As we see Hippocratic doctors were immune to apriorism and superstition: they stuck to their trades. Had they not done so, their work would have rendered totally ineffectual results.
Antiqua Medicina
This is, to be sure, the most important Hippocratic treatise.
It opens with an outright attack against 'those who attempt to deal with medicine by means of deductive hypotheses'.
It goes on with a vicious attack on Empedocles's 4 elements and on those who reduce the cause of diseases and death either to the combination of the 4 elements or their qualities (heat, cold, dampness, dryness), when their experience informs them of countless substances and infinite ways of action of the said qualities.
The art of medicine is based on the criterion that the sick will not recover unless they change their food intake, add some prescription medicine, rest in bed and some measures of the sort. The dietary modifications are the result of observation and experimentation, their objective being that of fitting them to different constitutions, and different health states.
This develops a clinical corpus of knowledge that sometimes entirely cures the sick, other times it soothes their disorders, and, equally important, it can be taught and therefore set up a permanent base of data (database), constantly enriched with the passing of the generations: no ephemeral stuff like beliefs, cosmologies or theoretical speculations. (By the way, notice the importance of accumulation, of summation, of having something reliably constant, not in perpetual change, as some new-age followers would like, as they liken constancy and persistence to death).
Hippocratic Medicine, its import to the Scientific Revolution
In 1686, Jacques Massard, Grenoble Medical College's Dean and member of the Royal Academy of French Medicine writes: 'Hippocrates wrote this treatise on Ancient Medicine in order to oppose certain speculators of his time who tried to set up the cause of disorders by means of reductionistic principles such as heat, cold, dryness or humidity, when it is evident that medicine cannot do without the doctor's perceptions, his prescriptions on dietary issues and medicines, based by their place in nature and on on the grounds of imaginary hypotheses'.
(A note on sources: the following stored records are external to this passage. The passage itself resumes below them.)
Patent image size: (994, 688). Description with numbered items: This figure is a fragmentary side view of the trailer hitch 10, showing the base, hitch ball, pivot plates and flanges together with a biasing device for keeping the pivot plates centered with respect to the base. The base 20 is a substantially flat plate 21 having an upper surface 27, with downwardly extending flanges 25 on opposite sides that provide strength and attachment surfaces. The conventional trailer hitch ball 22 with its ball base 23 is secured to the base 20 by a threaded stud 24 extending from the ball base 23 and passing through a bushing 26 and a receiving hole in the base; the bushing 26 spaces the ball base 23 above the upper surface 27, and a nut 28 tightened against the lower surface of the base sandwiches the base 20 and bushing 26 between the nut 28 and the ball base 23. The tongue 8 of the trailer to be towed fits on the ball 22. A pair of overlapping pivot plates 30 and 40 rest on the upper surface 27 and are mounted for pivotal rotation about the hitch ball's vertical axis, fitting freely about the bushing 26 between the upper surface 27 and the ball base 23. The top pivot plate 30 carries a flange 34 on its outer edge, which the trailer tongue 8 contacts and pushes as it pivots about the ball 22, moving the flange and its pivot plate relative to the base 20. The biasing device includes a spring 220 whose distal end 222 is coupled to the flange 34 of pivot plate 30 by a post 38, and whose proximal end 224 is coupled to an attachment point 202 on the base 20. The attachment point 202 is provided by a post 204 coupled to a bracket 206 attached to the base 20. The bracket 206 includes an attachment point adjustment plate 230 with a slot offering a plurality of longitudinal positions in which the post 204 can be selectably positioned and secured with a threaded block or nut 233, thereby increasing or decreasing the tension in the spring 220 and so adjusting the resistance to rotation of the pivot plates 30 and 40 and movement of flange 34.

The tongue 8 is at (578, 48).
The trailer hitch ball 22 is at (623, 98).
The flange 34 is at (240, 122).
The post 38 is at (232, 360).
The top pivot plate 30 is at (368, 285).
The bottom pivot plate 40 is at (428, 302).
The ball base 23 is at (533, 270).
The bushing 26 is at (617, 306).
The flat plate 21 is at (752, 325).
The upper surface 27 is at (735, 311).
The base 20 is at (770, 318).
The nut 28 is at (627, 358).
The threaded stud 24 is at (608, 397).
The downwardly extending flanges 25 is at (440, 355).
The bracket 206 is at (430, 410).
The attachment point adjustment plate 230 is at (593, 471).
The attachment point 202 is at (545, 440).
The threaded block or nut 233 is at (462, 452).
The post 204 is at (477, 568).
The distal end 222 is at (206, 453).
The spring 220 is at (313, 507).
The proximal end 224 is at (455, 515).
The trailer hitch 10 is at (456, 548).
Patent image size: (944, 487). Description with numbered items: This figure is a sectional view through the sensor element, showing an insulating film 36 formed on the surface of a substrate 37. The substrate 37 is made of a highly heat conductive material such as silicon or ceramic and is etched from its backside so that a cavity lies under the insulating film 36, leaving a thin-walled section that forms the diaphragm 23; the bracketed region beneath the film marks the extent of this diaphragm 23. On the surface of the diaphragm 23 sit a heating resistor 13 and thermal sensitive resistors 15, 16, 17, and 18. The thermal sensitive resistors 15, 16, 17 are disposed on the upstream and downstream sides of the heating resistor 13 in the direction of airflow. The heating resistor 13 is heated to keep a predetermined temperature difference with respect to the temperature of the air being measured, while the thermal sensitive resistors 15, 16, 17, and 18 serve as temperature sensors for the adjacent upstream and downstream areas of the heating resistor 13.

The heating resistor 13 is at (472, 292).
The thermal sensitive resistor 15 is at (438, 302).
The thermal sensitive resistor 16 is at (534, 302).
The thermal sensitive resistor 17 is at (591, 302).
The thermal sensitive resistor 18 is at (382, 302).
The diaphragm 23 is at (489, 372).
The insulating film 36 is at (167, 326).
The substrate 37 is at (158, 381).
The kind of hypotheses Hippocrates finds at fault are those launched with the sole purpose to be used as a base of logical deductions which more often than not do but confirm the original hypothesis. He asserts that, at least in medicine, no argument is valid until its conclusions have not been submitted to experiential proof.
Antiquity, however, soon lost track of these wise words, which were lost for almost 2000 years, until they were rediscovered by the founders of Modern Science. Bacon, for instance, devotes a whole treatise, the Novum Organum, to underscore the Hippocratic methodology.